Brooding looks and fluid fingerwork

The DVD rental trial is working for me: I get to avoid the rubbish on TV. I finally got to see the 2005 film, ‘The beat my heart skipped‘. I’ve seen a couple of films about pianists, and I enjoy watching how pianists are portrayed in film. Most are troubled (Isabelle Huppert’s ‘The piano teacher’, David Helfgott in ‘Shine’), while some are heroic (‘The pianist’). In this remake of ‘Fingers’, starring Harvery Keitel as the musical thug, it strips away the original’s gratuitous sex and violence and leaves more room for the viewer to indulge in the leading character’s (Tom) emotional crisis: stay in his dad’s shady real estate business, or fulfill his dreams of becoming a pianist. Quickly paced, and has a nice soundtrack (Bach’s toccata in E-minor, Brahm’s very masculine Rhapsody in G-minor).

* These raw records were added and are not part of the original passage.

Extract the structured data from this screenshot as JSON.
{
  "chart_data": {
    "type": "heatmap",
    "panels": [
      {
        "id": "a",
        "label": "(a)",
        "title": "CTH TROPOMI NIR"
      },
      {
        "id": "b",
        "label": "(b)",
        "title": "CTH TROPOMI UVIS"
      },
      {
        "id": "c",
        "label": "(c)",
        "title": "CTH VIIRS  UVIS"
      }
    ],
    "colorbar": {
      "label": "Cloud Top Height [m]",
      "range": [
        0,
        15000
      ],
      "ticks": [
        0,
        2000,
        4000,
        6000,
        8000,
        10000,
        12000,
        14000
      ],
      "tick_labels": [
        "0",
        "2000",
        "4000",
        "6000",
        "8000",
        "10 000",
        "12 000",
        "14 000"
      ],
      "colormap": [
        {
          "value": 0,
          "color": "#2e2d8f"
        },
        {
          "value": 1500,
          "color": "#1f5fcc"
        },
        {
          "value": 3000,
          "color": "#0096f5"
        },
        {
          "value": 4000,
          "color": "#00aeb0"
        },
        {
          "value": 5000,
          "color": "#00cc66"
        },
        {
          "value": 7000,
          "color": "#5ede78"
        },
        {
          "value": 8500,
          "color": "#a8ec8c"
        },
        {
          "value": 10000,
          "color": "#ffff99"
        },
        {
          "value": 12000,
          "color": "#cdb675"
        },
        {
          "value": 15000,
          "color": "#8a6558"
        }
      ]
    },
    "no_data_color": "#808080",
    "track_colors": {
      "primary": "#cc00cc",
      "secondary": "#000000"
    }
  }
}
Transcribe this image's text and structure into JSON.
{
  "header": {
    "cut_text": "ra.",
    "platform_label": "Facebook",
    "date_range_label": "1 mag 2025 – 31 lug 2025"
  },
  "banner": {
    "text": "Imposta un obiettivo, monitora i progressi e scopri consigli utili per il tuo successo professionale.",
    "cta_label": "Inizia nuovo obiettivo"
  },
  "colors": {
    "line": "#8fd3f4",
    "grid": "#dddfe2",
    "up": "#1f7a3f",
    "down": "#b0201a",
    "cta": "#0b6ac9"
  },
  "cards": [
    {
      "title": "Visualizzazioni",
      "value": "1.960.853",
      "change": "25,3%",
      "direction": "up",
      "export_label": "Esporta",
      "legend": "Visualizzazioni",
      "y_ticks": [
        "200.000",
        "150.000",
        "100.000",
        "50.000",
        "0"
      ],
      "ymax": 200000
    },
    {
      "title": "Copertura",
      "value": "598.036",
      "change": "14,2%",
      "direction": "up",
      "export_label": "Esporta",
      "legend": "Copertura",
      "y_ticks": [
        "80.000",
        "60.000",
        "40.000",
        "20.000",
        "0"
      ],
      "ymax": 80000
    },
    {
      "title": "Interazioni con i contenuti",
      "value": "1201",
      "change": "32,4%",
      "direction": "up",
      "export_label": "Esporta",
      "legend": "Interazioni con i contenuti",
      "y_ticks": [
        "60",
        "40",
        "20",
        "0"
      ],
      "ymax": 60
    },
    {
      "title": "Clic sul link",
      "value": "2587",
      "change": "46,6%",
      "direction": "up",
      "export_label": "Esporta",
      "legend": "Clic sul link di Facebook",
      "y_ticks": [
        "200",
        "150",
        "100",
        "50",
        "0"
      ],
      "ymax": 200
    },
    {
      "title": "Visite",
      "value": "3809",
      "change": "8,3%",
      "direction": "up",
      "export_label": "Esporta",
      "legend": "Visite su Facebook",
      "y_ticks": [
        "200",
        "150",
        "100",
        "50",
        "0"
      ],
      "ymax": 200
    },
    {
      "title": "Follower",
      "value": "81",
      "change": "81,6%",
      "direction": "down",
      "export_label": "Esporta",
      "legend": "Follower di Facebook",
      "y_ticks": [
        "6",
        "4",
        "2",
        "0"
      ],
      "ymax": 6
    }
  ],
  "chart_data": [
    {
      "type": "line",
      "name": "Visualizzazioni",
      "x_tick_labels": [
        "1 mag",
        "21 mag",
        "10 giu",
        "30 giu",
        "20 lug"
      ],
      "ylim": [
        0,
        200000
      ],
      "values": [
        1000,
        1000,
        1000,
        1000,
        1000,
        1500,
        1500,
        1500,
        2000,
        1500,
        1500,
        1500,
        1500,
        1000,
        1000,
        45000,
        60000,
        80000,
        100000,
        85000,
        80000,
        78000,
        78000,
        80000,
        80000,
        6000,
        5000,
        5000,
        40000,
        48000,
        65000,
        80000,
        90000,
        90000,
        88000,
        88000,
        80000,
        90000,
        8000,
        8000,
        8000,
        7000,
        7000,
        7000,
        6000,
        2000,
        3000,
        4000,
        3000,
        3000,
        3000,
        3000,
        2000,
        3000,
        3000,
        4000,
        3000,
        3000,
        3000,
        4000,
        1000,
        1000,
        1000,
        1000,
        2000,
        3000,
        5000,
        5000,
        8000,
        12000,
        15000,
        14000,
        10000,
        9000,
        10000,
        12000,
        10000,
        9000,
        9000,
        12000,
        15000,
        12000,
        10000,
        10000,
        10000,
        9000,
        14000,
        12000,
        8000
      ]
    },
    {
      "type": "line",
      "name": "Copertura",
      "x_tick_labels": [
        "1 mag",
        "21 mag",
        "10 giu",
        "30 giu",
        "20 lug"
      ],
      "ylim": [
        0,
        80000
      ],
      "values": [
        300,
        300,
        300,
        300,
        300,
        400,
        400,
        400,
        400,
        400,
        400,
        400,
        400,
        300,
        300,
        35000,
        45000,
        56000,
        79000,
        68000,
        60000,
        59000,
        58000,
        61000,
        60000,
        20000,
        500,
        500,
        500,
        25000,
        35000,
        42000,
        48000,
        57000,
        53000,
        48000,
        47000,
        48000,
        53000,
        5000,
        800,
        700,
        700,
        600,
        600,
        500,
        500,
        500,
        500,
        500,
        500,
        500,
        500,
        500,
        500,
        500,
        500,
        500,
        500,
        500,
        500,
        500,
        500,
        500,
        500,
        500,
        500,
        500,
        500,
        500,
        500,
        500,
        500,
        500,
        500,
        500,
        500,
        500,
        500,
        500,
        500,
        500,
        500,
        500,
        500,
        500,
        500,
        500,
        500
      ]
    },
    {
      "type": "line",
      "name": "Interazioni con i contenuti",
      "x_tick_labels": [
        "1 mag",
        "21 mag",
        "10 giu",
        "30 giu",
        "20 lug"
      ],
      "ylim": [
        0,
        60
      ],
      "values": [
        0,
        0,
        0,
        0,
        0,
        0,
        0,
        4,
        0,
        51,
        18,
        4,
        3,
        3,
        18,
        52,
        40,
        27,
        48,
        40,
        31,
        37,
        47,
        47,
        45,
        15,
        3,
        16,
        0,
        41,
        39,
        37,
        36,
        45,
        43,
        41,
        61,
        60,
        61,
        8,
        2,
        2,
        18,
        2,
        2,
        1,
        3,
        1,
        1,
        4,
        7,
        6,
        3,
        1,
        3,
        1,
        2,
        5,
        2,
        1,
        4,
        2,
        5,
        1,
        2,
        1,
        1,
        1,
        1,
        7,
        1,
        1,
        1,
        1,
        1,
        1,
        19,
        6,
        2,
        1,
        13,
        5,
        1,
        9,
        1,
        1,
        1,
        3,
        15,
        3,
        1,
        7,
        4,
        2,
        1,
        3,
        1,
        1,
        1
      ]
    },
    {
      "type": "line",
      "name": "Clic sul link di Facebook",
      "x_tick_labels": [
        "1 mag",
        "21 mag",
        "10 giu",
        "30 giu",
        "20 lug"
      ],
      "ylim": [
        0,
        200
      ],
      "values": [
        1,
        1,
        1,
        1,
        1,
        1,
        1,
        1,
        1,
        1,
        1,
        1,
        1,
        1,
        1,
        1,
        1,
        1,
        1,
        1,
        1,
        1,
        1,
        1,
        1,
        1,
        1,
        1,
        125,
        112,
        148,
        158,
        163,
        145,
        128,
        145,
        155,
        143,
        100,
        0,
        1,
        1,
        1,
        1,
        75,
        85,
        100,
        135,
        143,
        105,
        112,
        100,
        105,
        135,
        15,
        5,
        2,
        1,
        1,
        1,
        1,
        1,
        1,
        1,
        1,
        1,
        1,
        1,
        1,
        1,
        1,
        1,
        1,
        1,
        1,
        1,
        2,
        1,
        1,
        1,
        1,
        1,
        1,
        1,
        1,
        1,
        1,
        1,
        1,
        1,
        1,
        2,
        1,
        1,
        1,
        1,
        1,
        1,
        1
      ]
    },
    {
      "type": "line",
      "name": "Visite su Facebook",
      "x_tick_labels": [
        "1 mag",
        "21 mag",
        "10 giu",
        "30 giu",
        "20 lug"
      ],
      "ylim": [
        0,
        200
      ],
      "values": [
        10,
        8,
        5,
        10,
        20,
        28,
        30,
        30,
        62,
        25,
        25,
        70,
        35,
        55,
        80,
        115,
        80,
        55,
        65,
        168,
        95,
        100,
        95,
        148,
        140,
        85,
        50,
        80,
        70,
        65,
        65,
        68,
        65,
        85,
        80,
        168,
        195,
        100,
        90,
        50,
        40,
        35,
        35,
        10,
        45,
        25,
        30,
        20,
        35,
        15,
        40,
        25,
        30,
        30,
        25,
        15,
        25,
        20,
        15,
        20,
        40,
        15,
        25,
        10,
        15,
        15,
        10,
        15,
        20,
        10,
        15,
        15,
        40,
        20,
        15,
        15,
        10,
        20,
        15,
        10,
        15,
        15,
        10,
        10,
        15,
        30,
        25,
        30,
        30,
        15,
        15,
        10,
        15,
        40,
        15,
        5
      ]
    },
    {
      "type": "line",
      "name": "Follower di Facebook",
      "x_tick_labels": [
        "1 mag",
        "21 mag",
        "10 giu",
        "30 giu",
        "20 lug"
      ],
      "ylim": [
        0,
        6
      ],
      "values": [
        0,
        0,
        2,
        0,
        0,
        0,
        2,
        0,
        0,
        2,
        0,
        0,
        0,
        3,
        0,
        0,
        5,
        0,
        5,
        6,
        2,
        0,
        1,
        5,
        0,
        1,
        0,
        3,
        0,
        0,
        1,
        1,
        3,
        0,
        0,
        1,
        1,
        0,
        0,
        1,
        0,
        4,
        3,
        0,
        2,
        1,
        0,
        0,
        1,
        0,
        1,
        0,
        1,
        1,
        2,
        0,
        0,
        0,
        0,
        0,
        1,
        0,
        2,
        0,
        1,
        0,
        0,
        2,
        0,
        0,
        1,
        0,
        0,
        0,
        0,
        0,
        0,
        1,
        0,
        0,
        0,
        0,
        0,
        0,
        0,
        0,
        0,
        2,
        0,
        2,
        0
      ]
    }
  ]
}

Three and a half out of five popcorns

Life's unsavoury dish

Last night my boyfriend and I escaped the confines of our one-room flat to watch ‘Couscous‘ or ‘La graine et le mulet’. And I’m not sure I like it. It’s too much like life. Too real. For starters, it’s about Slimane who’s been laid off work after working 35 years making boats on the coast of Southern France. On a measly severance pay he decides to open a floating restaurant out of a rust heap.

Though handicapped with a lack of business skills and a sullen personality, Slimane has the good luck of having a large family, a new lover, and her daughter who are enthusiastic about realising his dreams. All is amiss at the lavish opening night of his restaurant, aimed at impressing investors, when his ex-wife’s delicious couscous goes missing.

Attempts to allay his guests impatience become desperate: his girlfriend tries to rescue the situation by cooking her less than tasty couscous instead, and her daughter distracts the guests with an oh-so-sensual belly dance. Cliche alert! During the search, Slimane’s moped gets whisked away by three children. His absurd chase for the moped then becomes a glaring symbol of futility of success as an immigrant. At the end of the film I was left feeling a little bothered and frustrated. What bothered me was the investors will be served bad couscous: bad stereotypes of Moroccan immigrants, when there is good couscous, somewhere out there. If you can see through the subtle symbolisms and racism depicted in the film, then you might enjoy it, like my bf.